McLaren's first international achievements were as a driver. He contested 101 world championship Grands Prix, winning four, and scoring no fewer than 23 other podium results. Upon taking his first win, in 1959, at 22 years of age, he became the youngest winner of an F1 Grand Prix.
That record stood until 2003, when it was bettered by current F1 world championship leader Fernando Alonso.
McLaren's proudest F1 win, though, was his last, his only Grand Prix victory in a car bearing his own name. With fellow Kiwi and friend Denny Hulme as team-mate, he also enjoyed huge success racing his big V8 McLaren sports cars on the lucrative North American CanAm series.
His enduring legacy, of course, is the F1 team that still carries his name. It's a team that sets high standards of engineering and competitive excellence that McLaren himself would surely have appreciated, and which scored its latest success when Juan Pablo Montoya beat Alonso to victory at the recent British Grand Prix.

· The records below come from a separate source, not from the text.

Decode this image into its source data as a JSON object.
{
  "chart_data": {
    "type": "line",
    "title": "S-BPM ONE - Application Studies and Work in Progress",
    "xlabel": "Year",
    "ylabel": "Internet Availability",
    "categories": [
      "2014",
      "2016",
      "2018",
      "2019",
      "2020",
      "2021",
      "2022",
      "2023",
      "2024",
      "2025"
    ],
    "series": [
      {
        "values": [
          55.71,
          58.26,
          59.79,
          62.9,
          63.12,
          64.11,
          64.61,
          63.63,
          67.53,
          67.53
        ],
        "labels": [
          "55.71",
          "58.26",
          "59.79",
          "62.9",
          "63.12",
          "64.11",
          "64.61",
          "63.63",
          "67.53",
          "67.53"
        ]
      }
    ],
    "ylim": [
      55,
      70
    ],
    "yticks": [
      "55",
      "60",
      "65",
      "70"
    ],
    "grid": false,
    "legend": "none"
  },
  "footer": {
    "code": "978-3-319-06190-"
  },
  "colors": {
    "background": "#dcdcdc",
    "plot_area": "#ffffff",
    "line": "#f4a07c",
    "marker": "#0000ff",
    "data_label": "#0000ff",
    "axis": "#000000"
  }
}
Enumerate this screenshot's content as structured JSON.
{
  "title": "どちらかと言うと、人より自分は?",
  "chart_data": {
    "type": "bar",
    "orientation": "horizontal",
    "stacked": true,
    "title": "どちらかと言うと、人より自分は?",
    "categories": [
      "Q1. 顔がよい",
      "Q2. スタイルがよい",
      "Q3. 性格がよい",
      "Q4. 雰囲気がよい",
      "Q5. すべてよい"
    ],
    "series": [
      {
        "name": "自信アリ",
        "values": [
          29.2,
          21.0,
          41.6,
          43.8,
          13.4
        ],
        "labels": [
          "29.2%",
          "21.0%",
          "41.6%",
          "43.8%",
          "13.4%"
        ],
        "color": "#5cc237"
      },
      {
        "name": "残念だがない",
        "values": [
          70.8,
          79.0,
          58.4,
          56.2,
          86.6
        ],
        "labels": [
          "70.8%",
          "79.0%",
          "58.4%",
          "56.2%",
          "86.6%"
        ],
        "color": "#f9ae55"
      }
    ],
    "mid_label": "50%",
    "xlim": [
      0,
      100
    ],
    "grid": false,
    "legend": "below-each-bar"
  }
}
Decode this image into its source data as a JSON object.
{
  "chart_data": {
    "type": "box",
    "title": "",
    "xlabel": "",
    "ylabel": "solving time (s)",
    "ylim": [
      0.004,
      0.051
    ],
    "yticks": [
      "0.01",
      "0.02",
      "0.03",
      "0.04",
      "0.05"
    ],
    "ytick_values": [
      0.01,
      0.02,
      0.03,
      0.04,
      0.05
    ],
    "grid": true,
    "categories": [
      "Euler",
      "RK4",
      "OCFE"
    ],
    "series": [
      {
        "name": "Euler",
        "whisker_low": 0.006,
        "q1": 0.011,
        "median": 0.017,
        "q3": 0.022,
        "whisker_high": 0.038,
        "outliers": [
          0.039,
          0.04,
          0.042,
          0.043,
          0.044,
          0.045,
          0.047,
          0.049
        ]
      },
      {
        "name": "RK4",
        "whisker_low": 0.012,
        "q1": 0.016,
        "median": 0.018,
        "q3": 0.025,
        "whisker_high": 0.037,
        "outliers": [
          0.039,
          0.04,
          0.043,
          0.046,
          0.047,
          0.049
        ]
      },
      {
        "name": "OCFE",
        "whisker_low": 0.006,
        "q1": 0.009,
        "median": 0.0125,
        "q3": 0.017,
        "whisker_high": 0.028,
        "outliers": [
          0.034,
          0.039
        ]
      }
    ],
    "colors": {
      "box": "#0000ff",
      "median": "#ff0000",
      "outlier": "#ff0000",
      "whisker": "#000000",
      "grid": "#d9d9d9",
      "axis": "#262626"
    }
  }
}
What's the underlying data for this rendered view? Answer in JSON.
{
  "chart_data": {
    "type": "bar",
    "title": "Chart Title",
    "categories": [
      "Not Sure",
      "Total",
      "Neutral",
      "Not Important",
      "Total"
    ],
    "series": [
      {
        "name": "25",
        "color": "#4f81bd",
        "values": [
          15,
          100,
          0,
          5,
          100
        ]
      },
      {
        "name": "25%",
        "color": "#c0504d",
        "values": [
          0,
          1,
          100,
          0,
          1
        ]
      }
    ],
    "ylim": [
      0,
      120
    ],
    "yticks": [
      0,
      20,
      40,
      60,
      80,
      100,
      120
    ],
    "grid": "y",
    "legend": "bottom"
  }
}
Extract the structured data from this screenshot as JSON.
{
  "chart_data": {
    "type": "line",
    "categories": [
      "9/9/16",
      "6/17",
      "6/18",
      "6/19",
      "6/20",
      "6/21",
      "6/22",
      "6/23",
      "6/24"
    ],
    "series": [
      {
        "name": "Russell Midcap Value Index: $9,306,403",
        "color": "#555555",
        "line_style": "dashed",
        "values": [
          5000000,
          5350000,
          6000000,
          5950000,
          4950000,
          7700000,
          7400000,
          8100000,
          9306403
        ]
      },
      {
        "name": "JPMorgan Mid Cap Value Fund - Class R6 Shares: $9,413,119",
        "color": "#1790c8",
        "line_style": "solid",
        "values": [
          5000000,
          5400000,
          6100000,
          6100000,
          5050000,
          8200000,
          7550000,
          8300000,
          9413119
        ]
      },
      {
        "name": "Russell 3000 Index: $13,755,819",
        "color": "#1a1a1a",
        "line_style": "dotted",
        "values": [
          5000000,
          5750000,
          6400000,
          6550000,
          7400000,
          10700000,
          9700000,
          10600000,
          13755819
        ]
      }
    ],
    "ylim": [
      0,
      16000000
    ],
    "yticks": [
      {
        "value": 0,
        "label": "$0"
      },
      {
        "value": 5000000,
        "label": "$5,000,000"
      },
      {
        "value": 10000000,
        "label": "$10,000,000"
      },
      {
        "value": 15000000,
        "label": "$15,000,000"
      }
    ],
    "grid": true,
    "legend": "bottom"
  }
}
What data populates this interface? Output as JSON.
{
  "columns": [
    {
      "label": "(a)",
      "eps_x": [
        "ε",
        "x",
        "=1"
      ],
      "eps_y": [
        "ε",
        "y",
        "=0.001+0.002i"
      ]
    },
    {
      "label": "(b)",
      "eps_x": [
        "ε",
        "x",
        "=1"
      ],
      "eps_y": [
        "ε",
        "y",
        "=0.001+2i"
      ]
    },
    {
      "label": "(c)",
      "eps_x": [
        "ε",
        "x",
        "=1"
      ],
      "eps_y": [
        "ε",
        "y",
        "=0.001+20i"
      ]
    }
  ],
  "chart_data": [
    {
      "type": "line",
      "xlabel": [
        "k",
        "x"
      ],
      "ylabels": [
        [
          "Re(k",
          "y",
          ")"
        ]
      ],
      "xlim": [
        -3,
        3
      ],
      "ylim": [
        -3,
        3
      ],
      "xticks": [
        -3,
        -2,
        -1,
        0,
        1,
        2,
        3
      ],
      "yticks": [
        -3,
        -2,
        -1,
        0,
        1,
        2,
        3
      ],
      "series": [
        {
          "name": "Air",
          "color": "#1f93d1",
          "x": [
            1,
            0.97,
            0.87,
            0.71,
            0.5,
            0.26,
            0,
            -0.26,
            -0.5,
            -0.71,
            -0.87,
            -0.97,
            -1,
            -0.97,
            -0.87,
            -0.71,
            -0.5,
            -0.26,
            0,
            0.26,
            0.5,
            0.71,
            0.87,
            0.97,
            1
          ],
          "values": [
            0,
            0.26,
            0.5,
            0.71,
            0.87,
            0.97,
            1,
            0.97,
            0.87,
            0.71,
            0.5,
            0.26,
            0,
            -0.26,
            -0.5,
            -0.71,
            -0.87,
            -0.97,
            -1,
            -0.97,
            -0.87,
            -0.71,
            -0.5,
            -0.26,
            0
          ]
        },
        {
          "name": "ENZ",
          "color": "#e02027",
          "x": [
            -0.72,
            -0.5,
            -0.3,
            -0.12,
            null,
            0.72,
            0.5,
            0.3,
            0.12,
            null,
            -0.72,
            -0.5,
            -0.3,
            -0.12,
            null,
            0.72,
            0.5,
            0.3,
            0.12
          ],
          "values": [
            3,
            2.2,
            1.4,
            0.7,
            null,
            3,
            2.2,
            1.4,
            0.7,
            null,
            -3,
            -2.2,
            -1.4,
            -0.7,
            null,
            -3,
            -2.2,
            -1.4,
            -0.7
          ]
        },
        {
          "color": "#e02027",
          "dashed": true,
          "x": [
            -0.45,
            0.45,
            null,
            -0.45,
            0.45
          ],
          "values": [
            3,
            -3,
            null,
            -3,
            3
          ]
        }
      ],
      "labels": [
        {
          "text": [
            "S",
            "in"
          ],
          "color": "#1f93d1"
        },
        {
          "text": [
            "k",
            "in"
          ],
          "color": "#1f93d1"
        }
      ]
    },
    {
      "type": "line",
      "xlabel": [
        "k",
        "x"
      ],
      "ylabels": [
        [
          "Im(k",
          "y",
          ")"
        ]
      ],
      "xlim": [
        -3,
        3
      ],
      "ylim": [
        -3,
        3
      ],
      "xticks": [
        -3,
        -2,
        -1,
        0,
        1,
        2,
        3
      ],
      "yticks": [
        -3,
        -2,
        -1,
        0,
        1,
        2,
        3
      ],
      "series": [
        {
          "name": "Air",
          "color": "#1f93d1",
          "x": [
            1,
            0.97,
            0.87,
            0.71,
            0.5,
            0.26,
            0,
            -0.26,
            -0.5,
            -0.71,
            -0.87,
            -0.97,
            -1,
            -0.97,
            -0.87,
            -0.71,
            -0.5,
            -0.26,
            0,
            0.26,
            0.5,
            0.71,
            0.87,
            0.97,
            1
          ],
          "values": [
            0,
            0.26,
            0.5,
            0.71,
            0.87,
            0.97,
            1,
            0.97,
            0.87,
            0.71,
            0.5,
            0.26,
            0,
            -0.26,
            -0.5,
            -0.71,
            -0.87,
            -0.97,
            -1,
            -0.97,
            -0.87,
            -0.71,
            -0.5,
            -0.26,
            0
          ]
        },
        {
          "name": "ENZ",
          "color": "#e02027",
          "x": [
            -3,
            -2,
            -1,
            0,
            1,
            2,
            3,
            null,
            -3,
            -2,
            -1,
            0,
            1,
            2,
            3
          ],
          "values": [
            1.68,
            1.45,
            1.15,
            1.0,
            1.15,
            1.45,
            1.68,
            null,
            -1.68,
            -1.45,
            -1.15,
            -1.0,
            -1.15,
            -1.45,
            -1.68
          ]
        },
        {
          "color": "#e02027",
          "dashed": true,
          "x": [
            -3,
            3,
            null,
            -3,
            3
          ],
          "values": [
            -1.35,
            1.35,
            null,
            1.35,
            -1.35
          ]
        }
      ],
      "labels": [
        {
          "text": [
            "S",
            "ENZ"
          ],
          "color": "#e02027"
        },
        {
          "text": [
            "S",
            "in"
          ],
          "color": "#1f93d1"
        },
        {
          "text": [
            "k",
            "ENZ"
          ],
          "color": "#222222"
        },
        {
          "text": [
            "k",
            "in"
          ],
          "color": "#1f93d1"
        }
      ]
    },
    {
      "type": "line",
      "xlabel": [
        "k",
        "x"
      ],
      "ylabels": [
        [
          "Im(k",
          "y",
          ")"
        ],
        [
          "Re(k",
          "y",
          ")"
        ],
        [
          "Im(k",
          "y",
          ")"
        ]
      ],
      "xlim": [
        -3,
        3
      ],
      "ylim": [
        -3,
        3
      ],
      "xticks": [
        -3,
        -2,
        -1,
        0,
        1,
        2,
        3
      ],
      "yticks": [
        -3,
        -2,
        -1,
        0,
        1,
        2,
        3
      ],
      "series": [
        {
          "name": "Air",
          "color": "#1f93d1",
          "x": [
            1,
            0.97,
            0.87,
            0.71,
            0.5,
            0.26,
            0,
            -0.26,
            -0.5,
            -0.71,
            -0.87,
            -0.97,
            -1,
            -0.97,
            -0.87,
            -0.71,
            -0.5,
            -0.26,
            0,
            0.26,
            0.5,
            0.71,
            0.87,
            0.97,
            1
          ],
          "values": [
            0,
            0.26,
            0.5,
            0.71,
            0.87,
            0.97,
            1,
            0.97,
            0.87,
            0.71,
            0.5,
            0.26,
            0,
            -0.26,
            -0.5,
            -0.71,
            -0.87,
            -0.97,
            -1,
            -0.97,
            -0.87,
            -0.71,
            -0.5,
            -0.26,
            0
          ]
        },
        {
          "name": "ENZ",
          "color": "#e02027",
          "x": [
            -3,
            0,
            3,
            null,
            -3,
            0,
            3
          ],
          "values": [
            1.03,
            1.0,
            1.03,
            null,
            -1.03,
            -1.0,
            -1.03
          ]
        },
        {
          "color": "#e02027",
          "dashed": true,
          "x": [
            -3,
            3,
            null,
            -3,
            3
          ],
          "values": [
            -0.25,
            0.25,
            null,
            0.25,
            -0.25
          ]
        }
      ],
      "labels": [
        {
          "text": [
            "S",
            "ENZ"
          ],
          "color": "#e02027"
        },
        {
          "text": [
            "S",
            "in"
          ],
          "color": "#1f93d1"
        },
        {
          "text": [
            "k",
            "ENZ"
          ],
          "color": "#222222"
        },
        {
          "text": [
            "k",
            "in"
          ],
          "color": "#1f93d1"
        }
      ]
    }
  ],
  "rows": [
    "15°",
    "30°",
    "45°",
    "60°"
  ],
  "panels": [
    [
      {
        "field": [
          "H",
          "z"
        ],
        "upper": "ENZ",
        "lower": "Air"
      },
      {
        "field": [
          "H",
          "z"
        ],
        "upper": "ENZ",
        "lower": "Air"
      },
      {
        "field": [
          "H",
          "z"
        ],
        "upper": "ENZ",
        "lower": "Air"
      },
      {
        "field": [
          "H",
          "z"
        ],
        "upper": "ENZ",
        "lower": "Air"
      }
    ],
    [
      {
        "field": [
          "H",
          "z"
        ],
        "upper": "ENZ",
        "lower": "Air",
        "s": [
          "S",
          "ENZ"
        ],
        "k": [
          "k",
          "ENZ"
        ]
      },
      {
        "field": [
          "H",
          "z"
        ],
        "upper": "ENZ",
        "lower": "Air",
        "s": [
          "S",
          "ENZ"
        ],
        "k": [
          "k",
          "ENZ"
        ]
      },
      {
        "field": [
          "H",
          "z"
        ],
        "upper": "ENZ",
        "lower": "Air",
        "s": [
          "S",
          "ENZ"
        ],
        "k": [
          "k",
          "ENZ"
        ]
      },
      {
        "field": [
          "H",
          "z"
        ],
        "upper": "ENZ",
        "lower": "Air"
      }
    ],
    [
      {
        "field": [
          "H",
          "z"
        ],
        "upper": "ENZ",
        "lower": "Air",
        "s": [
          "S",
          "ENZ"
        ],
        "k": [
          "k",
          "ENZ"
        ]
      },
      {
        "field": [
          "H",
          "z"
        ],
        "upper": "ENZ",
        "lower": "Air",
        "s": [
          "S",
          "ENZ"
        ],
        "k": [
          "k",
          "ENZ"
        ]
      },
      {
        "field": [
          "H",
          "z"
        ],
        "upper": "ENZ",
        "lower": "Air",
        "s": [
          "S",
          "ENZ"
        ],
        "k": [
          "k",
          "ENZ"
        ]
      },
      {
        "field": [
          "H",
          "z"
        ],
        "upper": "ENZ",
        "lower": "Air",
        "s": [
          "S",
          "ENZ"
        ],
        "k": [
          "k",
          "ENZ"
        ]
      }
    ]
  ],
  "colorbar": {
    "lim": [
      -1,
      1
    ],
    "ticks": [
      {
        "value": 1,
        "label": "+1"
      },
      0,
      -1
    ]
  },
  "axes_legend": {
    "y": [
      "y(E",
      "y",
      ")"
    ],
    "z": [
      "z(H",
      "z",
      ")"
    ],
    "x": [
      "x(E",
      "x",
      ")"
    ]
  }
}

While Young has told much of the Bruce McLaren story in several earlier books, this latest work draws heavily on the columns Young and McLaren penned together during his racing career. A worthwhile new dimension is added by fresh perspectives from some of those who also knew the Kiwi racer well: fellow F1 racer driver and sometimes employee Chris Amon, and an even older racing rival, race mechanic and long-time McLaren team stalwart Phil Kerr come to the fore in this respect.
Having finished McLaren Memories, Young is now working on his next book project, The Denny Hulme Diaries.
Along with his 2003 work Forza Amon!, it will complete his unique look at New Zealand's three great F1 drivers.